If you have in mind to generate Office documents using an XML library, the bad news is that it is not a trivial thing to get right. The good news, at least for .NET developers, is that Microsoft has an Open XML SDK that wraps this complexity. The further bad news though is that the SDK does not free you from having to understand how an Open XML document is put together.
I discovered this for myself after downloading the latest version of the SDK, newly updated for Office 2010. I wanted to investigate how easy it would be to have a web application generate Word documents for download. It turned out to be frustrating. There is what looks like a nice help document with the SDK, including Getting Started articles and a complete reference. Unfortunately, it does not tell the whole story. I was able to generate a simple document in no time, but was soon troubleshooting issues. For example, I found that whitespace at the end of text snippets was getting truncated, so that words ran together, until I figured out that a text element needs the space="preserve" attribute, wrapped by the .NET library as SpaceProcessingModeValues.Preserve. Using styles was also tricky. I followed the supplied article on applying a style to a paragraph, but although I used a standard Word style it was ignored. Styles are no use without a StylesDefinitionPart that contains definitions for the styles you will use.

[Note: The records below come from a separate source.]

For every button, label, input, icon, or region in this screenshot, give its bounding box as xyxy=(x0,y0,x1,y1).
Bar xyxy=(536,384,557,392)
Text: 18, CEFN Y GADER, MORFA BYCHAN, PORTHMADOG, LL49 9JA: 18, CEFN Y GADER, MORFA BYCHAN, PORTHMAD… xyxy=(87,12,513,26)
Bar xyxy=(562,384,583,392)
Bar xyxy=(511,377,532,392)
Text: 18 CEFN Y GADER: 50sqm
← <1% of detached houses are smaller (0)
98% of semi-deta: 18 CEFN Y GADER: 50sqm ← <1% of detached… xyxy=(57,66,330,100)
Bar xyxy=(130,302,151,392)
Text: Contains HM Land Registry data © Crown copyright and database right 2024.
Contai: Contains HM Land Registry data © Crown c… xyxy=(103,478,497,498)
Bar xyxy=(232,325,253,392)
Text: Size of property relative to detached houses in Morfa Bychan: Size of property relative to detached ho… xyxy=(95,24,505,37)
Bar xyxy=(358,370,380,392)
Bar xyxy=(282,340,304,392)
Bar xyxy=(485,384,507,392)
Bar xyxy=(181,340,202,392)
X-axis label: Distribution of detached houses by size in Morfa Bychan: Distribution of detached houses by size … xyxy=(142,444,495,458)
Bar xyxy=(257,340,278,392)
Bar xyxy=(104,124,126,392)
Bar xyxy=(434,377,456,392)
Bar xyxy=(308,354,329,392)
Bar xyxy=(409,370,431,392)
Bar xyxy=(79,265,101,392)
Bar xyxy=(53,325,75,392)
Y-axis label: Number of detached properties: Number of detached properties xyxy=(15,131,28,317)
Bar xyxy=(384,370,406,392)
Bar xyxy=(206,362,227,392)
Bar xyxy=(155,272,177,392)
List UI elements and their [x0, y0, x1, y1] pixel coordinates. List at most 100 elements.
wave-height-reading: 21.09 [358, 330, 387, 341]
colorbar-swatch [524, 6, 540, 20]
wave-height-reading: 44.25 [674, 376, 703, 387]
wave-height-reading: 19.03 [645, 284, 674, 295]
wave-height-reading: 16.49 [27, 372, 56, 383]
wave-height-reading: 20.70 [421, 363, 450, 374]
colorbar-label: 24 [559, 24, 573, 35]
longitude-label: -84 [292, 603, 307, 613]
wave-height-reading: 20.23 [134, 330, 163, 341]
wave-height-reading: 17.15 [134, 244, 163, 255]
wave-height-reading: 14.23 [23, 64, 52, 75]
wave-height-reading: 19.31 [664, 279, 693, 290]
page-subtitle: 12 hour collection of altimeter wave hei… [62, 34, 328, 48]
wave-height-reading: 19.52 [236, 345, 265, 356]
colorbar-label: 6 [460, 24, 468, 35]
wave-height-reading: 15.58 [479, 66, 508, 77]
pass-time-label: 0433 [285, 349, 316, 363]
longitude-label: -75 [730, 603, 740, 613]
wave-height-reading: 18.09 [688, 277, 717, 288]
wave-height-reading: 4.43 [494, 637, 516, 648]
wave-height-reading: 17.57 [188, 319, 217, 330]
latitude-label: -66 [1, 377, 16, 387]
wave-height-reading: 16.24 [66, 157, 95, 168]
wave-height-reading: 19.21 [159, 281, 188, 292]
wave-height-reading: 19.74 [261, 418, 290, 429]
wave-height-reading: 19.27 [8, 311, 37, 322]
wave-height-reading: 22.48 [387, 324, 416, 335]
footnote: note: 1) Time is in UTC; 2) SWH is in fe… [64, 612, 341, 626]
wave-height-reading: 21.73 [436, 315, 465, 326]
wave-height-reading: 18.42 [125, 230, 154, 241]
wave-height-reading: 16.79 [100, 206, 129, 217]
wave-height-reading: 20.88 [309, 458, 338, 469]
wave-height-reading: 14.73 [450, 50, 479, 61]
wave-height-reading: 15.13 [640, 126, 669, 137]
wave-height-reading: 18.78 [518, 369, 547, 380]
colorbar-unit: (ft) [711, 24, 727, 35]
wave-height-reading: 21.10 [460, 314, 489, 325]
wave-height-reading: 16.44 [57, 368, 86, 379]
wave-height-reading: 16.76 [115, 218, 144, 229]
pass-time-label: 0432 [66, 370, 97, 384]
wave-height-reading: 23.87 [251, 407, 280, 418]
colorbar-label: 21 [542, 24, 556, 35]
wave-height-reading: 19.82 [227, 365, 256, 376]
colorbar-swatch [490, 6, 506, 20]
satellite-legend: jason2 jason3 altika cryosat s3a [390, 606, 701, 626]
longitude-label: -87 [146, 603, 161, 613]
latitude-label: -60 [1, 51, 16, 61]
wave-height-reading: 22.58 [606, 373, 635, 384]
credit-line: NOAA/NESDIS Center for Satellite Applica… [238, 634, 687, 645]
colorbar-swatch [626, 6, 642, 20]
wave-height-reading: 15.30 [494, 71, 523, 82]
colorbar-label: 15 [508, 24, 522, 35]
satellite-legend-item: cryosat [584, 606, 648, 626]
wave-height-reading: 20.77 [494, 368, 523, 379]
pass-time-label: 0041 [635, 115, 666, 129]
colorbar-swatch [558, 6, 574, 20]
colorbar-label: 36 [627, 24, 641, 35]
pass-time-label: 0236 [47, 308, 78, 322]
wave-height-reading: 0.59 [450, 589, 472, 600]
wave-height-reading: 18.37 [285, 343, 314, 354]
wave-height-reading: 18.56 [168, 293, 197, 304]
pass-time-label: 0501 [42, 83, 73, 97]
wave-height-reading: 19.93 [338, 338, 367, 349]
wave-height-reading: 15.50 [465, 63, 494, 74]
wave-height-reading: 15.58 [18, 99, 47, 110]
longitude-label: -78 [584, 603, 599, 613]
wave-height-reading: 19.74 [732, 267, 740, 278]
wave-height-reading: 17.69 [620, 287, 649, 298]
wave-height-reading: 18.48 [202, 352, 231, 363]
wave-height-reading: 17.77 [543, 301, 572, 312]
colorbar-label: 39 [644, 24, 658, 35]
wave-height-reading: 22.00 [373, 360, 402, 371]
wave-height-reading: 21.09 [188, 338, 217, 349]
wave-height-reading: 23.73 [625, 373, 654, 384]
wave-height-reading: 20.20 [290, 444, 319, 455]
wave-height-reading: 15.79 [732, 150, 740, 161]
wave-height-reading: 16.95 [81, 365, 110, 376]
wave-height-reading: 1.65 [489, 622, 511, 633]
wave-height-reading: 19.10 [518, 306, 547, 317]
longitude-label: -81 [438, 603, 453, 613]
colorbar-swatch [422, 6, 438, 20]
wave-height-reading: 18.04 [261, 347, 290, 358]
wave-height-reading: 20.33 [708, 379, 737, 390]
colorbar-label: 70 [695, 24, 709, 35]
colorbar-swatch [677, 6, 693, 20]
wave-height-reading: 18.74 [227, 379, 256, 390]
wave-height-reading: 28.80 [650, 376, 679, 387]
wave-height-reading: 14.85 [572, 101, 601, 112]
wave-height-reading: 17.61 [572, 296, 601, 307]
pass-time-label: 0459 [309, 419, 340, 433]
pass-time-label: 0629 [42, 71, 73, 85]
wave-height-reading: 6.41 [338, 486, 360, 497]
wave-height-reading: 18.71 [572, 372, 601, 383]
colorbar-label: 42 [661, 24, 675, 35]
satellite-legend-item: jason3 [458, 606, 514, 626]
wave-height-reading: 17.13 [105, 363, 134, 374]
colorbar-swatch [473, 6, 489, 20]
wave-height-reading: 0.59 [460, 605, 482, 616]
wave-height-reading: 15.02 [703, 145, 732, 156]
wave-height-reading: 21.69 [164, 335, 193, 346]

In the end, the SDK documentation is little more than the famously lengthy Open XML specification, presented as classes and members instead of plain XML. There are few useful code examples.
Open XML is also verbose, and makes you realise how concise HTML is by comparison. You can embolden a word in HTML with a simple <b> element, but in Open XML you have to add a RunProperties element to the Run element that has your text, and then add the Bold element to RunProperties. Microsoft mitigates this verbosity by using very short element names; it is also one of the reasons for using ZIP compression on the final bundle.
It does get better, once you have done your homework on the OPC and Open XML, and created your own wrapper code for the .NET API. There is also a fantastic Productivity Tool included with the SDK, with which you can open and inspect Open XML documents. Its best feature is called Reflect Code, and generates the C# which creates the document you have opened. This means you can get a working example for any document, which can also be used as a starting point for your own document generation. For example, you can set up a document with some dummy text using the styles you need, generate the code, and then amend it to replace the dummy text with your own dynamic content. The only snag is that an innocent-looking and nearly blank Word document includes a large amount of metadata, themes and other stuff, so the generated code is over 2,000 lines long.
Microsoft could do a better job with the SDK documentation, but this is still a powerful tool for parsing and generating documents, and delivers a means of processing Microsoft Office files on the server without Office or SharePoint installed. If you want to know more, the official resource site is here. Finally, a commercial alternative with a more developer-friendly API for both binary and Open XML Office documents is Syncfusion's Essential DocIO; I've not used it but have heard good reports.